The February issue of "Wisconsin Lawyer" featured consultant Bob Denney's "What's Hot, What's Not: National and Global Practice Trends 2013," in which he projects relative increase or decrease in demand for various practice specialties.

He includes a sidebar, "Financial and Firm Management Trends 2013." Topics featured include:

  • Billable Rates
  • Backlash on Charges
  • Partner Compensation
  • Non-equity Partnership
  • Lateral Partners
  • Integrating Laterals
  • Shrinking Partner Offices
  • Mandatory Retirement
  • Associate Hiring
  • Associate Starting Salaries
  • Staff and Contract Attorneys
  • Gender Gap
  • Pricing Directors
  • Non-lawyer Managers
  • Capital
  • Back-office Cost Cutting
  • Law Firm Bankruptcies
  • Shrinking Market

Pretty comprehensive, right? What's conspicuously missing? "Sales." Duh.

In article after article about legal industry trends and strategic concerns, including the seismic shift from a longtime seller's market to a permanent buyer's market, the range of solutions embraced seems limited to:

  • Cost-cutting
  • Lateral hiring
  • Discounting

Really? Is that how law firms' clients respond to competitive pressures? What about revenue-generation?

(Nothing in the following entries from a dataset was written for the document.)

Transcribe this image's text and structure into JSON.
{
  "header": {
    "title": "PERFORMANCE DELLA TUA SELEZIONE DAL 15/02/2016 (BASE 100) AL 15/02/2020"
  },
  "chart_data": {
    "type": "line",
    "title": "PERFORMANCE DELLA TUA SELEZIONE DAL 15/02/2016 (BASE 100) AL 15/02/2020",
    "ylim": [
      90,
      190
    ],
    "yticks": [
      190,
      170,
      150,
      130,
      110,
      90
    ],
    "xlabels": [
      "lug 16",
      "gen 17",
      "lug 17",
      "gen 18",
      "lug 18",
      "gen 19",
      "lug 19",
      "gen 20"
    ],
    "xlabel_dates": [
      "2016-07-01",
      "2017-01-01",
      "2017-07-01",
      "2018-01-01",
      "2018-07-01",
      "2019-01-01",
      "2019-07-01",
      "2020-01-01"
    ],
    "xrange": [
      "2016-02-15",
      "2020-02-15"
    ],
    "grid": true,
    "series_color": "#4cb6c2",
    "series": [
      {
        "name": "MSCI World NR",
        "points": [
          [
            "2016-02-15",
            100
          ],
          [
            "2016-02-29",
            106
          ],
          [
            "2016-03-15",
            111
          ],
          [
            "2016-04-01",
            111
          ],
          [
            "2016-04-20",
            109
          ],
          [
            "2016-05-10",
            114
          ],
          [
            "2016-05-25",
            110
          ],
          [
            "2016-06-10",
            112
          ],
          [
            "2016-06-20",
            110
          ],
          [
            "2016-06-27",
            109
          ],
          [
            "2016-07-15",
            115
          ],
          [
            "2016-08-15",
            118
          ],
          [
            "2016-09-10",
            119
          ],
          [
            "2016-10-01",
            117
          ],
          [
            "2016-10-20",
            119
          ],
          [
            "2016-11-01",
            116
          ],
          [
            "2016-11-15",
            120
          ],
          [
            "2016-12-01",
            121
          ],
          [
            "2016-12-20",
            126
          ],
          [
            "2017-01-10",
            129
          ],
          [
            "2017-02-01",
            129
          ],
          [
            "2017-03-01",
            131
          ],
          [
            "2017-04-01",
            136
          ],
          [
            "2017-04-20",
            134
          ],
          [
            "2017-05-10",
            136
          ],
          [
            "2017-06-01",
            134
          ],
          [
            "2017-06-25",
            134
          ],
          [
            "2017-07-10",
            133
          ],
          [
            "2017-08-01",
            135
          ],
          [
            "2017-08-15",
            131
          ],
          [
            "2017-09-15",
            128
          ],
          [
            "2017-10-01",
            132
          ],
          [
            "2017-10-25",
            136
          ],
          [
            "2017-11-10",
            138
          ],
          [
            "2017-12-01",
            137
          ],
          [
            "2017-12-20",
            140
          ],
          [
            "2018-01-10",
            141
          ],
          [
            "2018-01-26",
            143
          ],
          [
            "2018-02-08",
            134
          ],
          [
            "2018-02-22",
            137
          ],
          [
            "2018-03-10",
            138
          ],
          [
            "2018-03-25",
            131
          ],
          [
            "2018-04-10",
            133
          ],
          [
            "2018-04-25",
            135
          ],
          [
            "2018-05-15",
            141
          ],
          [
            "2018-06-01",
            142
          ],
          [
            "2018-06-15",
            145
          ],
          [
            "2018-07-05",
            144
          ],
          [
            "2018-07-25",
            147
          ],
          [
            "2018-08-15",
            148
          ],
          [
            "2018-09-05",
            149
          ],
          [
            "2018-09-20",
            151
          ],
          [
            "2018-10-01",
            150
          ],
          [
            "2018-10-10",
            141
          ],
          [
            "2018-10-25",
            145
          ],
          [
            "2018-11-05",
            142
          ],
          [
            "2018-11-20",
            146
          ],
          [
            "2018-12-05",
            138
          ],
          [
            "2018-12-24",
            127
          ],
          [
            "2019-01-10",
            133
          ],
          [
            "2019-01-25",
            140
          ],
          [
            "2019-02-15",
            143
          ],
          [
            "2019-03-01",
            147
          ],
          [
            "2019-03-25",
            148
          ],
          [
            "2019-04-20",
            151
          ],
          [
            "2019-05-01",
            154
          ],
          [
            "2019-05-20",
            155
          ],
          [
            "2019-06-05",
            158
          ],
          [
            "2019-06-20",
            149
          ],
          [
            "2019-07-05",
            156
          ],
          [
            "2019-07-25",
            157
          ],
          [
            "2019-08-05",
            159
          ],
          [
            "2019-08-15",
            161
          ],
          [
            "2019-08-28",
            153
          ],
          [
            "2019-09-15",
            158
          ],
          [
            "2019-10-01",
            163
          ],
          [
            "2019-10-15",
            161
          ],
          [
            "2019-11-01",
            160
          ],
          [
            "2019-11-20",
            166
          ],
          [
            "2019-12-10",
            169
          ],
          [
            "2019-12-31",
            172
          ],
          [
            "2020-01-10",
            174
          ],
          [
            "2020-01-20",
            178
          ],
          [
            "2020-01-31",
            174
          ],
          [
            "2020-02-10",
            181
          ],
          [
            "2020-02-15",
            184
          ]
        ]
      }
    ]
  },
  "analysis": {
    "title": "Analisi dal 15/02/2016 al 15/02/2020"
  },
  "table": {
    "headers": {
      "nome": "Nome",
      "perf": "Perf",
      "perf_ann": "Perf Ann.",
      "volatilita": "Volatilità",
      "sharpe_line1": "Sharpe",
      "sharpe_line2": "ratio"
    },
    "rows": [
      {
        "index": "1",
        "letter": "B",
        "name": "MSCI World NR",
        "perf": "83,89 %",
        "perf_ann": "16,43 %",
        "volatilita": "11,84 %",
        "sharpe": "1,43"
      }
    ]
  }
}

I realize that, throughout the 25-year bull market for legal service, marketing and sales were understandably an afterthought. If, without any meaningful sales activity, enough business shows up each year to fuel incredible growth and wealth-building, good for you.

That game's been over for five years now. A part-time, volunteer, untrained group of "saleslawyers" conducting random, episodic sales activity isn't going to cut it in a competitive industry. It's time to get serious about developing a sales force to assure a reliable revenue stream.

There are only two ways for law firms to create this sales force:

  • Train their lawyers to do the selling, and hold them accountable for production
  • Hire sales professionals to team up with lawyers, as the technology industry teams sales pros and tech wizards

What do you think? How should firms create a reliable sales force? Please comment below.

Whichever scheme they favor, it's time for firms to get serious about sales.